Podman in a container

No

Privileged Or Rootless

Privileged

Upstream Latest Release

No

Additional environment details

No response

Additional information

No response

[rhatdan]

The UID of the actual owner of the device is root, which is not mapped into the container. Adding --group-add lp will just add the lp group inside the container to the primary process of the container.

If the rootless user is able to write to the lp /dev/usb/lp0 device via group access, then --group-add keep-groups is the correct thing to do.

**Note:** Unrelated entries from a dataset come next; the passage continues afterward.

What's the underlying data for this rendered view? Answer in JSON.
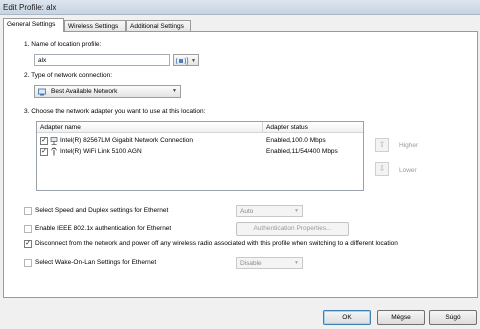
{
  "window": {
    "title": "Edit Profile: alx"
  },
  "tabs": [
    "General Settings",
    "Wireless Settings",
    "Additional Settings"
  ],
  "sections": {
    "name_label": "1. Name of location profile:",
    "name_value": "alx",
    "type_label": "2. Type of network connection:",
    "type_value": "Best Available Network",
    "adapter_label": "3. Choose the network adapter you want to use at this location:"
  },
  "adapter_table": {
    "columns": [
      "Adapter name",
      "Adapter status"
    ],
    "rows": [
      {
        "name": "Intel(R) 82567LM Gigabit Network Connection",
        "status": "Enabled,100.0 Mbps",
        "checked": true
      },
      {
        "name": "Intel(R) WiFi Link 5100 AGN",
        "status": "Enabled,11/54/400  Mbps",
        "checked": true
      }
    ]
  },
  "side_buttons": {
    "higher": "Higher",
    "lower": "Lower"
  },
  "options": {
    "speed_duplex": {
      "label": "Select Speed and Duplex settings for Ethernet",
      "checked": false,
      "value": "Auto"
    },
    "ieee8021x": {
      "label": "Enable IEEE 802.1x authentication for Ethernet",
      "checked": false,
      "button": "Authentication Properties..."
    },
    "disconnect": {
      "label": "Disconnect from the network and power off any wireless radio associated with this profile when switching to a different location",
      "checked": true
    },
    "wol": {
      "label": "Select Wake-On-Lan Settings for Ethernet",
      "checked": false,
      "value": "Disable"
    }
  },
  "footer": {
    "ok": "OK",
    "cancel": "Mégse",
    "help": "Súgó"
  },
  "icons": {
    "profile_icon": "network-profile-icon",
    "connection_icon": "network-connection-icon",
    "up_icon": "arrow-up-icon",
    "down_icon": "arrow-down-icon",
    "wired_icon": "wired-adapter-icon",
    "wireless_icon": "wireless-adapter-icon"
  },
  "colors": {
    "accent": "#3c7fb1",
    "window_bg": "#f0f0f0",
    "panel_bg": "#ffffff"
  }
}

If you run the groups command within the container you should see that the primary process belongs to the nobody group, but this is the GID external to the container with group access to the device.

Bottom line attempt to print and stop paying attention to the UID/GIDs mapped into the container.

[arielnmz]

@rhatdan The problem is that CUPS will try to run the backend process /usr/lib/cups/backend/usb with the internal group lp(7) which makes it fail with [CGI] Failed to open device, code: -3. Running the same command from the primary process does work but I can't tell /usr/lib/cups/daemon/cups-exec to use Group root because (As per the CUPS docs.):

this cannot be any user or group that resolves to ID 0 for security reasons...

So even if the primary process maps to user 1000 outside, CUPS will complain.

I'm looking for a way to map the lp(7) group inside the container to lp(7) from the outside. Is that even possible?

[rhatdan]

For a rootless container the only way to do this would be to add the lp group to the users /etc/subgid and potentially /etc/subuid. But this would give the user full control over the LP UID/GID group.